Name	Name	Last commit message	Last commit date
parent directory ..
Dockerfile	Dockerfile
README.md	README.md
docker-compose.yml	docker-compose.yml
logstash_fingerprint.conf	logstash_fingerprint.conf
logstash_script_fingerprint.conf	logstash_script_fingerprint.conf
pipelines.yml	pipelines.yml
pseudonymise.rb	pseudonymise.rb
sample_docs	sample_docs

GDPR Pseudonymization Examples

This example provides a supporting example to the blog post Pseudonymization and the Elastic Stack - Part 1, focusing on the pseudonymization of data using the Logstash Fingerprint filter and Ruby Filter.
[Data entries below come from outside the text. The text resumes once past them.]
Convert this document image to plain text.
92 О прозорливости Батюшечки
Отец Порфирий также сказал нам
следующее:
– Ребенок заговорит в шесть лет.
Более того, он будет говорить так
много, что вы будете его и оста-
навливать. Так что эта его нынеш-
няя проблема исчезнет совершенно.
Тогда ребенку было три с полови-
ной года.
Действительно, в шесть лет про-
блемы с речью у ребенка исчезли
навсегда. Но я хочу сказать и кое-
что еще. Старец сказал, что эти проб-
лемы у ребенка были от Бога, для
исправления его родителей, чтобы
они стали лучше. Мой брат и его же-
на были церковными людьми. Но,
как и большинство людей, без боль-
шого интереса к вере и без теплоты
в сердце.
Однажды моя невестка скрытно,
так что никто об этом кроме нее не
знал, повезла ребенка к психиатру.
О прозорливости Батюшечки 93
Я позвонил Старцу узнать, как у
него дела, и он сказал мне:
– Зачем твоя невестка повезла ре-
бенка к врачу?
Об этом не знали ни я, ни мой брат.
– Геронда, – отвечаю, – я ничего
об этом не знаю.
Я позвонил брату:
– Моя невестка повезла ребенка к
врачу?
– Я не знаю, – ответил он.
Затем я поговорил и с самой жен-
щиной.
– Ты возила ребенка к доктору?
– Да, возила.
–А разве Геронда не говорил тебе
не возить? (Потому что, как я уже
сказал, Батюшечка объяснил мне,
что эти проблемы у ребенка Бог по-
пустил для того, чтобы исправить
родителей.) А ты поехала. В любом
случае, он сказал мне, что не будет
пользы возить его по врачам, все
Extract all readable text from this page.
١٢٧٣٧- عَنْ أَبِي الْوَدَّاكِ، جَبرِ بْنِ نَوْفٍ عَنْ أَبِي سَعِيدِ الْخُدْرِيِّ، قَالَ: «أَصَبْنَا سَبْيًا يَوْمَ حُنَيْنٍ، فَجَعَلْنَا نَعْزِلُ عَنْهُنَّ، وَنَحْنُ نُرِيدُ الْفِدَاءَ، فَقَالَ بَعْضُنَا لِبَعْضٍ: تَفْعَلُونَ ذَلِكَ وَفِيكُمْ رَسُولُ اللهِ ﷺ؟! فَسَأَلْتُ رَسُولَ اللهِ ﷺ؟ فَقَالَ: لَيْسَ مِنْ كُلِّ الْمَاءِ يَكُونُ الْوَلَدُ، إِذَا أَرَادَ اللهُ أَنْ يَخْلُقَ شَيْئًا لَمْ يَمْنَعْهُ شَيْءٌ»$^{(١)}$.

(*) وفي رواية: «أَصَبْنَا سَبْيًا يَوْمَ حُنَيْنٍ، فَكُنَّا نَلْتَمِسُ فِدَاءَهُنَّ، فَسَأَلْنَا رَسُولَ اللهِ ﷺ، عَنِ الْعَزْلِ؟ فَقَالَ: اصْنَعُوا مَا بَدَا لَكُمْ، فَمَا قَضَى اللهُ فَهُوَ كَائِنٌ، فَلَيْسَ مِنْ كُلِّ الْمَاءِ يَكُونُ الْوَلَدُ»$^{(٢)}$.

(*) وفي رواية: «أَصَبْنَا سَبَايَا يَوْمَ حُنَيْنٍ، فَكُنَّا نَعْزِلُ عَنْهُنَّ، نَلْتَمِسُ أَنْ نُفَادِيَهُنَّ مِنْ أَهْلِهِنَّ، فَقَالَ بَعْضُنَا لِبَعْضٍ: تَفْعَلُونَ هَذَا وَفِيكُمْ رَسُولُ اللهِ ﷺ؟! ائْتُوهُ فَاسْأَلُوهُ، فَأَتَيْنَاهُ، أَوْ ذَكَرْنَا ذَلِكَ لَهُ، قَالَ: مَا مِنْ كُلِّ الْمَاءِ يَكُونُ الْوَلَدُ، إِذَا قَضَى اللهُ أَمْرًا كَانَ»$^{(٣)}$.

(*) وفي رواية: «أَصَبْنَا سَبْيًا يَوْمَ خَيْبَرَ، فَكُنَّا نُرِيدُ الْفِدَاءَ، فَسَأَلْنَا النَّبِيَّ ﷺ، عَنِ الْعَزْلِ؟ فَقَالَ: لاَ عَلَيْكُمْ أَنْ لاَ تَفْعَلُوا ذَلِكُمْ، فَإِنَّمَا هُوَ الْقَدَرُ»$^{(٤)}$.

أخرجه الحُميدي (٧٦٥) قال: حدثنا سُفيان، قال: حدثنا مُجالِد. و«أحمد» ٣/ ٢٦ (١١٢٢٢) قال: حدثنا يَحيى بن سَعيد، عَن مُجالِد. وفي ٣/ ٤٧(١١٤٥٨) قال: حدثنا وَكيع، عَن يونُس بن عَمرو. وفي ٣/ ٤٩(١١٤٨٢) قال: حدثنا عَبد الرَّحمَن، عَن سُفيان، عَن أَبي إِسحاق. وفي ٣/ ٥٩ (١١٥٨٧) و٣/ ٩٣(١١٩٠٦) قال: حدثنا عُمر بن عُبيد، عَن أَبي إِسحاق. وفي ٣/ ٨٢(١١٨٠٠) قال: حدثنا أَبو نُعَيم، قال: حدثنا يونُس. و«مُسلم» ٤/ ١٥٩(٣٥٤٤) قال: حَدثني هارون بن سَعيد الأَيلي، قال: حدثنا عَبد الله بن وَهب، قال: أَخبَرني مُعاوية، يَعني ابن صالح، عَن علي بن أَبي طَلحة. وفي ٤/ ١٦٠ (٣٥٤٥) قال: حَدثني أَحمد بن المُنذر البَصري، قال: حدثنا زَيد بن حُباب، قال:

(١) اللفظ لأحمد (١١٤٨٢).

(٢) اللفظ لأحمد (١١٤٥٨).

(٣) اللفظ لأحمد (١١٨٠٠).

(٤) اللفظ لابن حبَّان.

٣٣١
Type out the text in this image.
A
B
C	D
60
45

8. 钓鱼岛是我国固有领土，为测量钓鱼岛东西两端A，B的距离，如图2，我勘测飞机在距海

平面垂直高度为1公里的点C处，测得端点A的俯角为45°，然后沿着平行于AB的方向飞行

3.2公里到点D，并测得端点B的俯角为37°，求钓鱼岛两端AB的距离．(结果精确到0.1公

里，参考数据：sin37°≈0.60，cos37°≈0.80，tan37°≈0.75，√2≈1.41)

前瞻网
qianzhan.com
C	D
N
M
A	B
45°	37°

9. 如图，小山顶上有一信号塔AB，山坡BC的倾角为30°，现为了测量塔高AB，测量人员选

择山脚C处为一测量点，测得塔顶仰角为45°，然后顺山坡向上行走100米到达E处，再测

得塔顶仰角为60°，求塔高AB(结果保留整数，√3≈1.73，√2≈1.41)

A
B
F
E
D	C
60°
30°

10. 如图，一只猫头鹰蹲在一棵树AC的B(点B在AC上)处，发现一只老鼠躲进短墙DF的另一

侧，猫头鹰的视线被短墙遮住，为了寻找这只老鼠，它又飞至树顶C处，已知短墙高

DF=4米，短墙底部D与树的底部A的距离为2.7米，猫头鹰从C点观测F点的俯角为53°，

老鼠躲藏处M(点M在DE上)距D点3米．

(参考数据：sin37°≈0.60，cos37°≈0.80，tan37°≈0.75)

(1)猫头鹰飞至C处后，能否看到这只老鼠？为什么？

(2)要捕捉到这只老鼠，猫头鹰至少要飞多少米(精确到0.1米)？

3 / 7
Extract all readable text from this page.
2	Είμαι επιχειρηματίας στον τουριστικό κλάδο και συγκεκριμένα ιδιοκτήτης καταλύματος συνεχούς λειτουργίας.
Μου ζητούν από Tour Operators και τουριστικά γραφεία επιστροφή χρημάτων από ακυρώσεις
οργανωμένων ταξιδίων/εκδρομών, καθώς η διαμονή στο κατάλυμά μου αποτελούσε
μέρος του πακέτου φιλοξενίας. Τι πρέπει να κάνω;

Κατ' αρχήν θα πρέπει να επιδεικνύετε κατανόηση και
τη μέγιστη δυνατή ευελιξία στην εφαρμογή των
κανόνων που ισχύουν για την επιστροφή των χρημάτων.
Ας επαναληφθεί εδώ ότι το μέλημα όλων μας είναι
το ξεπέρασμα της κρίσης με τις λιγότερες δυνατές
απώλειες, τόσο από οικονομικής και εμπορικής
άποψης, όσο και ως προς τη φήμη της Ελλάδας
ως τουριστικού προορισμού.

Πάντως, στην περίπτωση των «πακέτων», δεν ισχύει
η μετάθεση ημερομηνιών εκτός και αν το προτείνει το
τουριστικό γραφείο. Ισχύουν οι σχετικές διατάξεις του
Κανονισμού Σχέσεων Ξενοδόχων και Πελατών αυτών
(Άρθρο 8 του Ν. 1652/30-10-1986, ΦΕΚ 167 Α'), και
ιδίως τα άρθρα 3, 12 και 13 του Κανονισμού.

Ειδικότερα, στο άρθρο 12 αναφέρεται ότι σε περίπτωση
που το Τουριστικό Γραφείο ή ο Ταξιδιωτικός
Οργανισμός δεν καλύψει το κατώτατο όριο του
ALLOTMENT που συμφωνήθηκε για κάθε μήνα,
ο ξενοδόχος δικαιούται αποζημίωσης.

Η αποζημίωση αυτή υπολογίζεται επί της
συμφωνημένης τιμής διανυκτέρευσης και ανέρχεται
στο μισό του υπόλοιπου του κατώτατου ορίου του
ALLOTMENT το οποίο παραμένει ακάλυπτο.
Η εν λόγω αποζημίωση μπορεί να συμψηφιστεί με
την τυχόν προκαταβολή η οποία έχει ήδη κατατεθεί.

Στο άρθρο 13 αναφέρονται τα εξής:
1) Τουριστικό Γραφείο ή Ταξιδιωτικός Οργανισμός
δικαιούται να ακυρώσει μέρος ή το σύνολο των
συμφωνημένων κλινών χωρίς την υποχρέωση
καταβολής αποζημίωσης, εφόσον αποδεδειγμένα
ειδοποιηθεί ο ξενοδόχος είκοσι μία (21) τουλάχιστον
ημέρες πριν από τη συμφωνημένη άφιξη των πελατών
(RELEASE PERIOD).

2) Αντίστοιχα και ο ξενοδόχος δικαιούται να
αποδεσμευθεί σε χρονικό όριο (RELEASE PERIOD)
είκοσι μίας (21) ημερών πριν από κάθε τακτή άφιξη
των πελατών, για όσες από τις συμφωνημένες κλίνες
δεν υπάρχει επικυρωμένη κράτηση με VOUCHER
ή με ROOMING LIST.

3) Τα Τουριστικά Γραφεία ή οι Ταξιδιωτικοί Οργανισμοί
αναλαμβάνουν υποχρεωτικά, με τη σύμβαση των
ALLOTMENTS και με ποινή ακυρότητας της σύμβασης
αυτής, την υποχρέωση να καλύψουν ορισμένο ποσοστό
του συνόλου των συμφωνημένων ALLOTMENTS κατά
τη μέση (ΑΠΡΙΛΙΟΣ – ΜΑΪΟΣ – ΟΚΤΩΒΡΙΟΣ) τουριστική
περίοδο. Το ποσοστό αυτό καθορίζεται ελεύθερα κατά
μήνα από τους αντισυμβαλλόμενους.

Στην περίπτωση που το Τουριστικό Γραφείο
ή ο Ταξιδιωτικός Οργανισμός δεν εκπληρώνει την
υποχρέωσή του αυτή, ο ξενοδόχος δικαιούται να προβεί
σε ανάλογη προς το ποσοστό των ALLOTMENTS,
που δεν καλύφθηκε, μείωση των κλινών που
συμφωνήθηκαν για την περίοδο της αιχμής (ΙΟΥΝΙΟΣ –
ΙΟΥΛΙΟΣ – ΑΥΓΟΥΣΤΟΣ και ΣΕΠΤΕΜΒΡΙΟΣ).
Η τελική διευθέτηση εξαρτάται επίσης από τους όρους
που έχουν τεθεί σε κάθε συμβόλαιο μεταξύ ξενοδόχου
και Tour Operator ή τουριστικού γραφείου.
In order to provide a convenient means to execute the example we utilise a dockerised approach. This example includes two approaches to pseudonymizing field data:

The first approach demonstrates pseudonymization using purely logstash configuration and the existing Logstash Fingerprint filter.
The second approach, as discussed in the blog, aims to simplify the configuration using a generic file Ruby based script.

These two approaches are deployed as separate Logstash pipelines, both accepting data through a tcp input on different ports. For both examples we pseudonymize the fields username and ip, although this could be reconfigured by the user.

Versions

This example has been tested in following versions:

Docker 17.12.0
Docker Compose 1.18.0
netcat
curl

Important Notes

The second example utilises a file based script. This script is vulnerable to a bug identified in the filter, due for resolution in 6.3. We therefore distribute a custom Dockerfile for Logstash which extends the 6.2.2 distribution with a fix for the filter. This will be removed on release of 6.3.
The second scripted approach in no way represents a final solution - the script is missing tests, doesn’t handle complex data structures and only supports SHA256! It does, however, highlight one possible approach and provides a starting point for those needing to pseudonymize their data. The use of a script here allows the user to potentially explore other hashing algorithms not exposed in the fingerprint filter, or even do many hash rotations to add additional complexity and resilience to attack.
The compose file is no way a production ready Elasticsearch configuration. Memory and cluster configuration settings are minimal and are applicable to an example only. See here for further details.
The approaches represent examples only. All data is indexed using the elastic user - this does not represent realistic access controls in a production environment.
The hash key is currently passed as a environment variable. In a production environment we would recommend storing this value in the Logstash secret store. This could be rotated without restarting Logstash by adding a new key and modifying configurations - assuming automatic reload is enabled.

Download Example Files

Download the following files in this repo to a local directory:

docker-compose.yml - compose file to run the installation
logstash_fingerprint.conf - logstash configuration for pseudonymization of fields using Fingerprint filter
logstash_script_fingerprint.conf - logstash configuration for pseudonymization of fields using a file based Ruby script
pipelines.yml - logstash configuration to define a separate pipeline for each of the examples
pseudonymise.rb - ruby script used by the above Logstash pipeline
Dockerfile - docker file for Logstash installation - see "Important Notes". Required for 6.2.2 only.
sample_docs - 200 sample docs with which to test the pipelines. The field values for the username and ip` fields are unique.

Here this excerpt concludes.